The third street entrance and lobby remain largely the same, with its distinct black granite floors and massive columns. This, along with a large portion of the 2nd floor will be the open to the public. Also on the second floor is the new Koret Education Center which plans to welcome 55,000 visiting school children every year–a huge increase from previous years. The second floor galleries contain works some of the most recognizable names in modern art: Frida Khalo, Diego Rivera, Salvador Dali, Pablo Picasso and many more. Even if you are not an adamant admirer of modern art, you will find something interesting, touching or at least provocative.
On the third floor terrace, visitors will find the largest living wall in the United States. Measuring 150 feet wide and almost 30 feet tall, the wall features native California plants, many of which can be found right here in the bay area. The expansive terrace is a wonderful place to take a break from the closed spaces of the galleries. In fact, throughout the museum, visitors will find terraces and large picture windows to have a seat and have a moment to rest and reflection.
The third floor is also the home to the new Pritzker Center for Photography and its inaugural exhibit, California and the West. With photographs spanning over 100 years of history, settlement and urban development in California and throughout the west, the exhibit certainly adds a sense of identity and place. Interestingly enough, the SFMOMA was one if the first museums in the US to recognize photography as a form of art and as a result, boasts an enormous photography collection including works by Ansel Adams, Dorthea Lang and many more. The newly expanded third floor galleries finally gives curators a chance to display a larger part of the museum’s enormous photographic collection.
Take the stairs! As visitors move from floor to floor, they’ll find textbook examples of the far reaching and diverse mediums of the modern art movement in the US and Europe. All opening exhibitions are comprised of pieces from SFMOMA’s permanent collection, including various contributed pieces from the Campaign for Art initiative. Within these galleries, visitors will encounter American abstract paintings, post-war German art, modern British sculpture, not to mention neon art, short films, installation art and even an exhibit on the evolving fields of graphic art and typography. Don’t miss the Andy Warhol galleries or the Roy Lichtenstein pop art masterpieces. The new cafe and sun-soaked sculpture garden are also located on the the fifth floor. Of course, no visit to the SFMOMA is complete without a quick stroll across the oculus bridge, the museum’s signature architectural feature. Also, the views of Yerba Buena Gardens from this vantage point are absolutely stunning, especially at sunset.

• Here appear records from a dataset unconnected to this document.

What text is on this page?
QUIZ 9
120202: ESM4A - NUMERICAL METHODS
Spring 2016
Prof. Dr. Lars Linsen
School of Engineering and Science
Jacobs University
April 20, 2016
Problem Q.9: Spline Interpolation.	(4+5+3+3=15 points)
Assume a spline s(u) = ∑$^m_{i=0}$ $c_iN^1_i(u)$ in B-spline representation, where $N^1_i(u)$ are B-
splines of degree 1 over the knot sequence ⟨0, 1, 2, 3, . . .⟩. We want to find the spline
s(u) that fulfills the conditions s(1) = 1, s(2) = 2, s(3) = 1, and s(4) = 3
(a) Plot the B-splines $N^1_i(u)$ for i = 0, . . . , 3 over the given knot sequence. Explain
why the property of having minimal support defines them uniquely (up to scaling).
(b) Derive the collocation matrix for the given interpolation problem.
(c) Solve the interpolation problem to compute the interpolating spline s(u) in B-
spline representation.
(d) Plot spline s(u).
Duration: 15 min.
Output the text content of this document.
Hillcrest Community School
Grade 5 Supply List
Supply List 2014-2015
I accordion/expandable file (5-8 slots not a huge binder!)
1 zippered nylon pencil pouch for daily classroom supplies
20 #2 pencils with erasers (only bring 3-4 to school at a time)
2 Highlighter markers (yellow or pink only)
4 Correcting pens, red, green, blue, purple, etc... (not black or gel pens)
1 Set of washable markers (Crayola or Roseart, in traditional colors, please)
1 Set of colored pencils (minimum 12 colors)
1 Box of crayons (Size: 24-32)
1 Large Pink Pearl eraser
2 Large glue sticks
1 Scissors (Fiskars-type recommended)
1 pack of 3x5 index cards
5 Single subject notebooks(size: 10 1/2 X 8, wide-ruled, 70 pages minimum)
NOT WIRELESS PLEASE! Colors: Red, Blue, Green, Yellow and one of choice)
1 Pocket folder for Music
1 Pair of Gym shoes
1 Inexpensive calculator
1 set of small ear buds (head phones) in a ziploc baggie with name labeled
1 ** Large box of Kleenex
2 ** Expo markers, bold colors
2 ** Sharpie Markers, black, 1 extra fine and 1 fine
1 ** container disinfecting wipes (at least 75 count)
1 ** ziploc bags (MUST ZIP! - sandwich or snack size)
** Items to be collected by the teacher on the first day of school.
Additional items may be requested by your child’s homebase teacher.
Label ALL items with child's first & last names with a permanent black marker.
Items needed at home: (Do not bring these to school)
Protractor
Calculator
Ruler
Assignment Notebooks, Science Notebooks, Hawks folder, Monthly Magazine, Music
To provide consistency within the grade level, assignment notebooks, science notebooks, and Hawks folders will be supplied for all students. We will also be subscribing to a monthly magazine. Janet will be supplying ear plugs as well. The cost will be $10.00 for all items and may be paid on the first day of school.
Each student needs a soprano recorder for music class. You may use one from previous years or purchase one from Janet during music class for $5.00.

The seventh floor galleries contain the museum’s most contemporary works, with most pieces created within the past 15 years. The art on this floor exhibits a wider variety of mediums than the floors below. That is to say, expect less paintings and more sculptures created from everyday objects, installation art, neon art and multimedia pieces. While not as large as the other floors below, these gallery spaces feel distinctly futuristic and on the forefront of great things to come.
Tickets for opening day on Saturday May 14 are sold out. However, tickets for Sunday and the rest of the year are available for purchase online. Ribbon cutting ceremony at the SFMOMA begins at will be from 8:30am to 10am. Additionally, several museums in the neighborhood will be offering free admission on May 14, including the Contemporary Jewish Museum and the Museum of African Diaspora.